Shares of the IT colossus fell as much as 4.5% in early Mumbai trading after the company said revenue will increase 1% to 2.5% in the year through March 2024 — the slowest pace in six years. In July, it had already trimmed its forecast to a range of 1% to 3.5%. Analysts on average expected 5% growth.
Infosys, which employs hundreds of thousands, said it’ll halt student and graduate hiring to curtail expenditures. India’s second-largest software services exporter and global IT rivals such as Accenture Plc are struggling to maintain growth as corporations curtail expenditures to cope with higher interest rates and inflation.
“Last year, we hired about 50,000 freshers, and in a way we hired ahead of demand predicted,” Chief Financial Officer Nilanjan Roy said Thursday at a press conference. Now with demand slowing down, Infosys has stopped going to campuses, he said. “We’ll monitor this every quarter and looking at our future projections and then accordingly decide when do we go back,” he said.

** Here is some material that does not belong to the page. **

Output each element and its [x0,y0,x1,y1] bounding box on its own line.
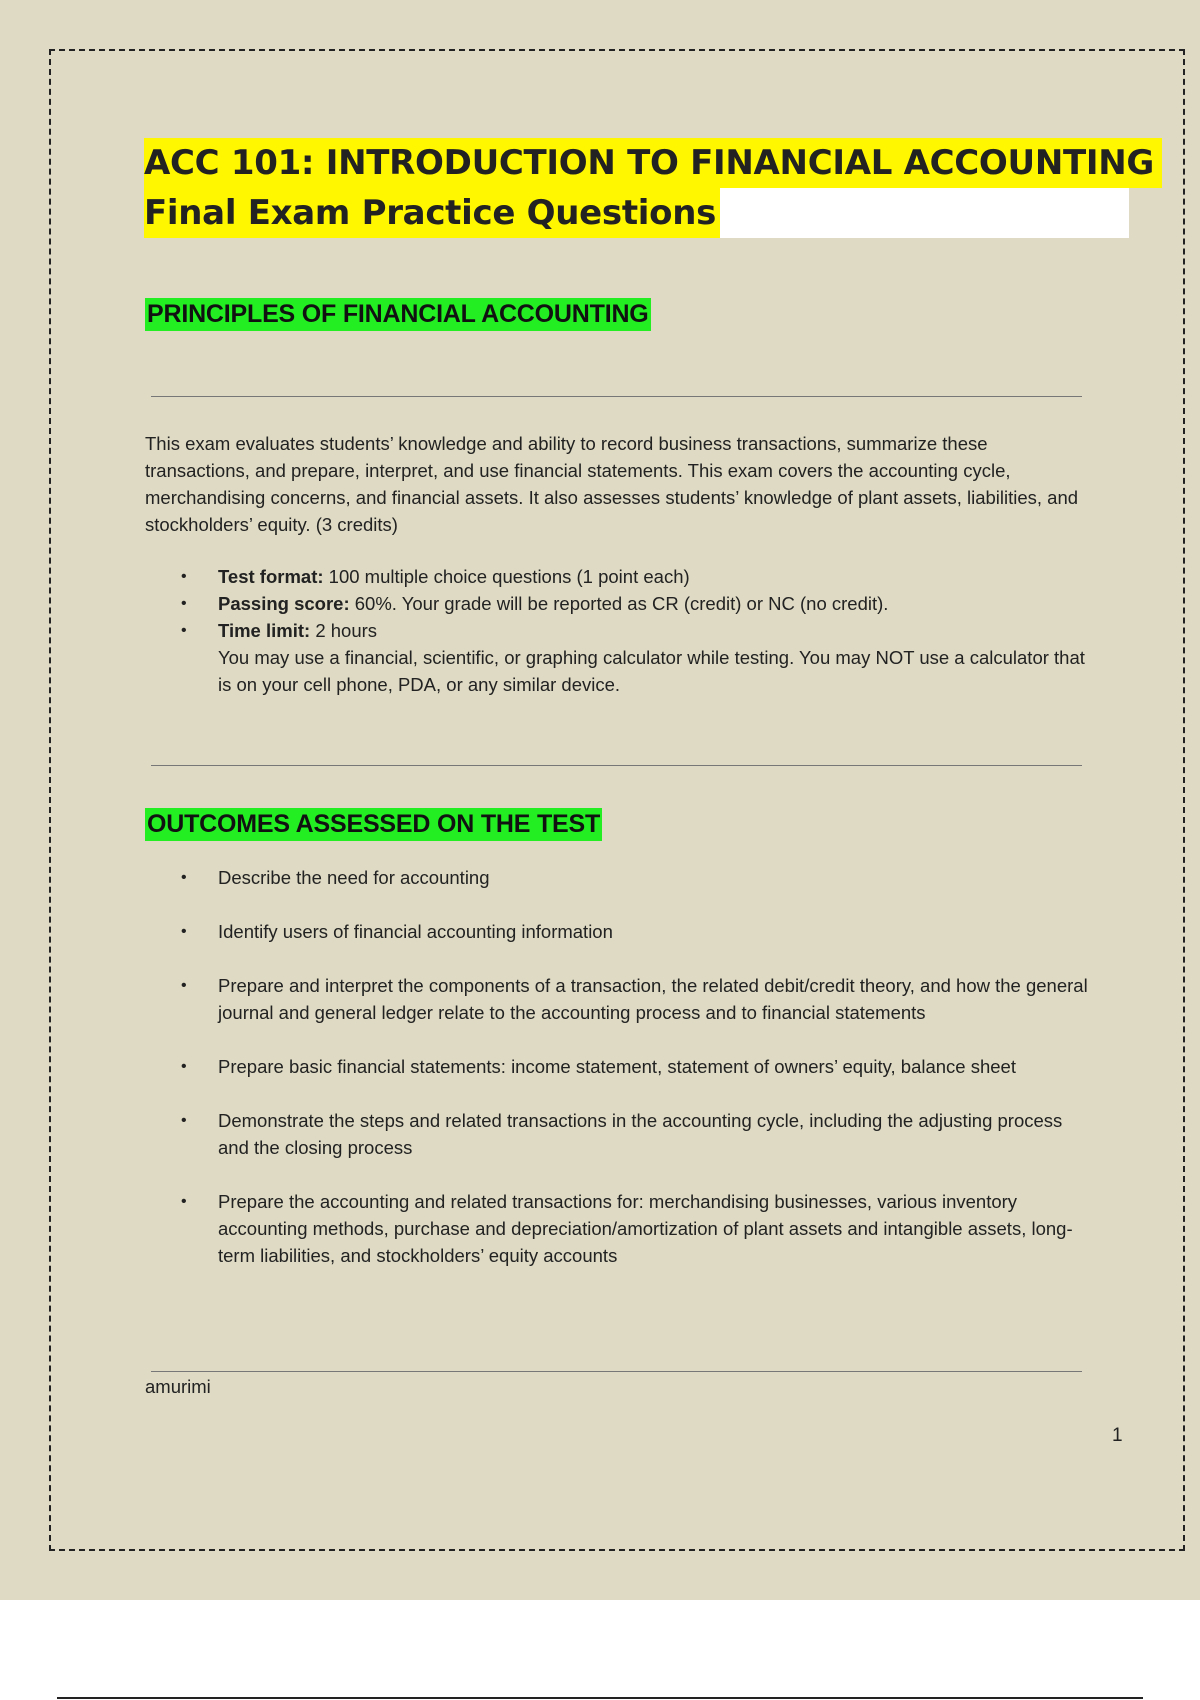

Infosys and local IT rivals including Tata Consultancy Services Ltd. and Wipro Ltd. combined employ millions and typically hire aggressively from the country’s technology universities. A slowdown in demand for software and IT projects across the planet is now putting pressure on India’s economy just as Prime Minister Narendra Modi pushes for the South Asian nation to elevate its status as a global tech powerhouse.
Infosys is committed to hiring those it has already given offers, Roy said. He said the company is training its fresh hires with skills in technologies such as generative artificial intelligence to pivot to new growth areas.

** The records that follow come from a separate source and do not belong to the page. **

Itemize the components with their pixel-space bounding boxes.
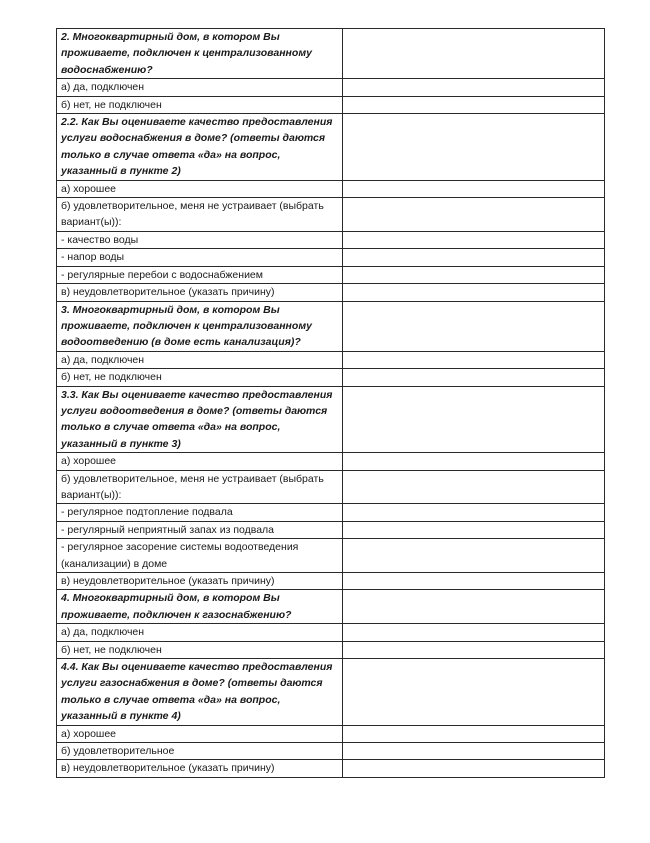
question-cell: 2.2. Как Вы оцениваете качество предоставления услуги водоснабжения в доме? (ответы даются только в случае ответа «да» на вопрос, указанный в пункте 2) [57,114,343,181]
table-row [57,369,605,386]
question-cell: 3. Многоквартирный дом, в котором Вы проживаете, подключен к централизованному водоотведению (в доме есть канализация)? [57,301,343,351]
answer-cell[interactable] [343,369,605,386]
table-row [57,743,605,760]
answer-cell[interactable] [343,743,605,760]
answer-cell[interactable] [343,249,605,266]
answer-cell[interactable] [343,453,605,470]
table-row [57,659,605,726]
option-cell: - регулярный неприятный запах из подвала [57,521,343,538]
option-cell: б) нет, не подключен [57,641,343,658]
answer-cell[interactable] [343,504,605,521]
question-cell: 2. Многоквартирный дом, в котором Вы проживаете, подключен к централизованному водоснабжению? [57,29,343,79]
option-cell: - регулярное подтопление подвала [57,504,343,521]
table-row [57,386,605,453]
survey-table [56,28,605,778]
answer-cell[interactable] [343,198,605,232]
option-cell: в) неудовлетворительное (указать причину) [57,573,343,590]
table-row [57,351,605,368]
answer-cell[interactable] [343,521,605,538]
answer-cell[interactable] [343,301,605,351]
option-cell: а) да, подключен [57,351,343,368]
answer-cell[interactable] [343,624,605,641]
survey-table-body [57,29,605,778]
table-row [57,590,605,624]
answer-cell[interactable] [343,114,605,181]
answer-cell[interactable] [343,284,605,301]
answer-cell[interactable] [343,180,605,197]
answer-cell[interactable] [343,641,605,658]
table-row [57,760,605,777]
table-row [57,470,605,504]
option-cell: а) хорошее [57,725,343,742]
option-cell: а) да, подключен [57,79,343,96]
question-cell: 4.4. Как Вы оцениваете качество предоставления услуги газоснабжения в доме? (ответы даются только в случае ответа «да» на вопрос, указанный в пункте 4) [57,659,343,726]
option-cell: - качество воды [57,231,343,248]
table-row [57,504,605,521]
table-row [57,231,605,248]
answer-cell[interactable] [343,29,605,79]
table-row [57,624,605,641]
table-row [57,180,605,197]
answer-cell[interactable] [343,351,605,368]
table-row [57,521,605,538]
table-row [57,79,605,96]
option-cell: а) хорошее [57,453,343,470]
table-row [57,453,605,470]
table-row [57,641,605,658]
question-cell: 3.3. Как Вы оцениваете качество предоставления услуги водоотведения в доме? (ответы даются только в случае ответа «да» на вопрос, указанный в пункте 3) [57,386,343,453]
table-row [57,249,605,266]
answer-cell[interactable] [343,470,605,504]
option-cell: а) да, подключен [57,624,343,641]
answer-cell[interactable] [343,266,605,283]
table-row [57,725,605,742]
option-cell: б) нет, не подключен [57,369,343,386]
answer-cell[interactable] [343,725,605,742]
option-cell: б) удовлетворительное [57,743,343,760]
answer-cell[interactable] [343,659,605,726]
answer-cell[interactable] [343,96,605,113]
option-cell: б) нет, не подключен [57,96,343,113]
answer-cell[interactable] [343,760,605,777]
table-row [57,114,605,181]
table-row [57,198,605,232]
option-cell: а) хорошее [57,180,343,197]
table-row [57,539,605,573]
option-cell: в) неудовлетворительное (указать причину) [57,284,343,301]
table-row [57,29,605,79]
table-row [57,266,605,283]
answer-cell[interactable] [343,573,605,590]
option-cell: - напор воды [57,249,343,266]
option-cell: б) удовлетворительное, меня не устраивает (выбрать вариант(ы)): [57,470,343,504]
question-cell: 4. Многоквартирный дом, в котором Вы проживаете, подключен к газоснабжению? [57,590,343,624]
answer-cell[interactable] [343,231,605,248]
table-row [57,96,605,113]
option-cell: - регулярные перебои с водоснабжением [57,266,343,283]
option-cell: - регулярное засорение системы водоотведения (канализации) в доме [57,539,343,573]
answer-cell[interactable] [343,539,605,573]
option-cell: в) неудовлетворительное (указать причину) [57,760,343,777]
table-row [57,301,605,351]
answer-cell[interactable] [343,590,605,624]
table-row [57,573,605,590]
answer-cell[interactable] [343,386,605,453]
table-row [57,284,605,301]
option-cell: б) удовлетворительное, меня не устраивает (выбрать вариант(ы)): [57,198,343,232]
answer-cell[interactable] [343,79,605,96]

For the fiscal second quarter through September, net income rose 3.2% to 62.1 billion rupees ($746 million), Infosys said. Analysts estimated 62.7 billion rupees on average. Sales rose 6.7% to 389.94 billion rupees, the slowest pace in more than five years.
On Wednesday, larger rival TCS reported quarterly profit that narrowly missed estimates, saying customers are conserving cash to prepare for a difficult period ahead. It said companies are postponing projects in the US and beyond, citing an uncertain economic outlook.

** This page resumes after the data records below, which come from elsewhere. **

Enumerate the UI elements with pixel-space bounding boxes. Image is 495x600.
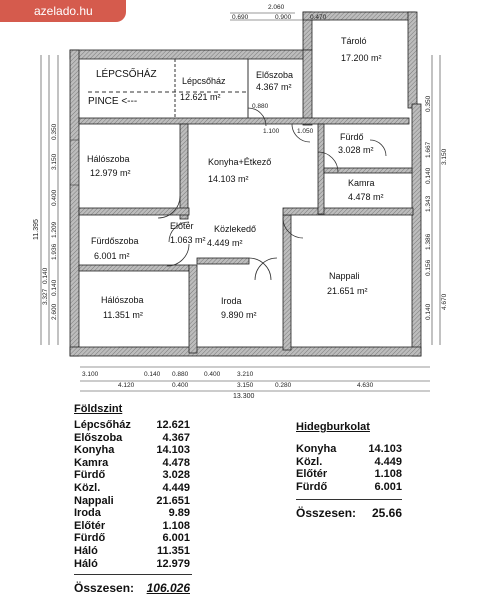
dim-left-5: 0.140 — [42, 267, 49, 284]
dim-bottom-2-0: 4.120 — [118, 382, 135, 389]
dim-bottom-1-1: 0.140 — [144, 371, 161, 378]
row-name: Fürdő — [296, 480, 328, 493]
floor-table-divider — [74, 574, 192, 575]
dim-total-height: 11.395 — [33, 219, 40, 240]
dim-left-6: 3.327 — [42, 288, 49, 305]
row-name: Konyha — [74, 444, 115, 457]
row-name: Iroda — [74, 507, 101, 520]
floor-table-rows — [74, 419, 190, 570]
row-name: Közl. — [74, 481, 101, 494]
row-name: Konyha — [296, 443, 337, 455]
row-name: Előszoba — [74, 431, 123, 444]
table-row — [74, 419, 190, 432]
row-name: Közl. — [296, 455, 323, 468]
dim-right-7: 4.670 — [441, 293, 448, 310]
table-row — [296, 481, 402, 494]
bedroom2-name: Hálószoba — [101, 295, 144, 305]
table-row — [74, 558, 190, 571]
row-name: Előtér — [74, 519, 106, 532]
stairs-label: LÉPCSŐHÁZ — [96, 69, 157, 80]
row-name: Háló — [74, 557, 98, 570]
row-value: 4.449 — [162, 481, 190, 494]
bath1-name: Fürdő — [340, 132, 364, 142]
kitchen-area: 14.103 m² — [208, 174, 249, 184]
entry-name: Előszoba — [256, 70, 294, 80]
row-value: 14.103 — [156, 444, 190, 457]
floor-table-total-label: Összesen: — [74, 581, 135, 596]
corridor-name: Közlekedő — [214, 224, 257, 234]
dim-top-3: 0.470 — [310, 14, 327, 21]
tile-table-rows — [296, 443, 402, 493]
row-name: Lépcsőház — [74, 419, 131, 431]
dim-bottom-2-2: 3.150 — [237, 382, 254, 389]
row-value: 1.108 — [374, 468, 402, 481]
dim-top-2: 0.900 — [275, 14, 292, 21]
dim-left-1: 3.150 — [51, 153, 58, 170]
row-value: 6.001 — [374, 480, 402, 493]
dim-bottom-1-0: 3.100 — [82, 371, 99, 378]
dim-right-5: 1.386 — [425, 233, 432, 250]
dim-left-0: 0.350 — [51, 123, 58, 140]
dim-top-0: 2.060 — [268, 4, 285, 11]
living-area: 21.651 m² — [327, 286, 368, 296]
row-name: Nappali — [74, 494, 114, 507]
table-row — [74, 532, 190, 545]
table-row — [74, 469, 190, 482]
dim-right-1: 1.667 — [425, 141, 432, 158]
dim-left-3: 1.209 — [51, 221, 58, 238]
table-row — [296, 443, 402, 456]
dim-right-6: 0.156 — [425, 259, 432, 276]
bath2-name: Fürdőszoba — [91, 236, 139, 246]
table-row — [74, 444, 190, 457]
dim-left-7: 0.140 — [51, 279, 58, 296]
staircase-area: 12.621 m² — [180, 92, 221, 102]
table-row — [296, 456, 402, 469]
table-row — [296, 468, 402, 481]
tile-area-table — [296, 421, 402, 520]
floor-table-title: Földszint — [74, 403, 123, 415]
dim-total-width: 13.300 — [233, 393, 255, 400]
floor-table-total — [74, 581, 190, 595]
row-value: 3.028 — [162, 469, 190, 482]
dim-bottom-1-3: 0.400 — [204, 371, 221, 378]
storage-area: 17.200 m² — [341, 53, 382, 63]
bedroom1-area: 12.979 m² — [90, 168, 131, 178]
row-value: 12.979 — [156, 557, 190, 570]
bath2-area: 6.001 m² — [94, 251, 130, 261]
dim-inner-0: 1.100 — [263, 128, 280, 135]
tile-table-title: Hidegburkolat — [296, 421, 370, 433]
row-value: 4.478 — [162, 456, 190, 469]
dim-left-2: 0.400 — [51, 189, 58, 206]
dim-bottom-2-1: 0.400 — [172, 382, 189, 389]
dim-top-1: 0.690 — [232, 14, 249, 21]
office-name: Iroda — [221, 296, 242, 306]
dim-bottom-2-4: 4.630 — [357, 382, 374, 389]
storage-name: Tároló — [341, 36, 367, 46]
dim-right-8: 0.140 — [425, 303, 432, 320]
vestibule-name: Előtér — [170, 221, 194, 231]
dim-right-0: 0.350 — [425, 95, 432, 112]
dim-right-4: 1.343 — [425, 195, 432, 212]
row-name: Fürdő — [74, 469, 106, 482]
dim-right-3: 3.150 — [441, 148, 448, 165]
table-row — [74, 520, 190, 533]
watermark-badge[interactable]: azelado.hu — [0, 0, 126, 22]
row-value: 14.103 — [368, 443, 402, 455]
row-value: 12.621 — [156, 419, 190, 431]
tile-table-total-value: 25.66 — [371, 506, 402, 521]
table-row — [74, 457, 190, 470]
table-row — [74, 507, 190, 520]
floor-table-total-value: 106.026 — [146, 581, 190, 596]
dim-left-4: 1.936 — [51, 243, 58, 260]
cellar-label: PINCE <--- — [88, 96, 138, 107]
bath1-area: 3.028 m² — [338, 145, 374, 155]
row-value: 4.449 — [374, 455, 402, 468]
dim-left-8: 2.600 — [51, 303, 58, 320]
dim-bottom-1-4: 3.210 — [237, 371, 254, 378]
bedroom1-name: Hálószoba — [87, 154, 130, 164]
dim-bottom-2-3: 0.280 — [275, 382, 292, 389]
table-row — [74, 432, 190, 445]
row-name: Háló — [74, 544, 98, 557]
row-value: 1.108 — [162, 519, 190, 532]
partitions — [88, 59, 248, 118]
tile-table-total-label: Összesen: — [296, 506, 357, 521]
row-name: Fürdő — [74, 532, 106, 545]
vestibule-area: 1.063 m² — [170, 235, 206, 245]
row-value: 4.367 — [162, 431, 190, 444]
tile-table-total — [296, 506, 402, 520]
pantry-name: Kamra — [348, 178, 375, 188]
row-name: Kamra — [74, 456, 109, 469]
table-row — [74, 545, 190, 558]
dim-right-2: 0.140 — [425, 167, 432, 184]
row-name: Előtér — [296, 468, 328, 481]
corridor-area: 4.449 m² — [207, 238, 243, 248]
bedroom2-area: 11.351 m² — [103, 310, 143, 320]
floor-area-table — [74, 403, 190, 595]
row-value: 21.651 — [156, 494, 190, 507]
kitchen-name: Konyha+Étkező — [208, 157, 272, 167]
row-value: 11.351 — [156, 544, 190, 557]
table-row — [74, 495, 190, 508]
entry-area: 4.367 m² — [256, 82, 292, 92]
living-name: Nappali — [329, 271, 360, 281]
tile-table-divider — [296, 499, 402, 500]
table-row — [74, 482, 190, 495]
staircase-name: Lépcsőház — [182, 76, 226, 86]
office-area: 9.890 m² — [221, 310, 257, 320]
row-value: 9.89 — [168, 507, 190, 520]
dim-inner-1: 1.050 — [297, 128, 314, 135]
dim-bottom-1-2: 0.880 — [172, 371, 189, 378]
dim-inner-2: 0.880 — [252, 103, 269, 110]
pantry-area: 4.478 m² — [348, 192, 384, 202]
row-value: 6.001 — [162, 532, 190, 545]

Still, Bengaluru-based Infosys and rivals remain optimistic about the long-term prospects for India’s more than $245 billion software services sector as companies adopt new technologies such as generative AI.
“What we’re seeing in the environment today is different things. One, on the digital programs and on the discretionary work there’s a continuous attention by clients to reduce or to stop them,” Infosys Chief Executive Officer Salil Parekh said at a press conference. “On the other side, there’s a tremendous interest in cost efficiency, automation where we happen to have a huge advantage in the market.”
What Bloomberg Intelligence Says
Infosys’ near-term sales growth will likely be challenged as enterprise IT spending weakens, with next year probably flat to a low-single-digit gain in constant currency, well below its medium-term potential of high-single- to low-double-digit increases. Otherwise, Infosys is well positioned in IT services, showing a strong digital footprint with more than 60% of total sales coming from emerging technologies. We expect the revenue slowdown to be offset by lower head count this year from previous years, which could help maintain flat operating margin for the full year.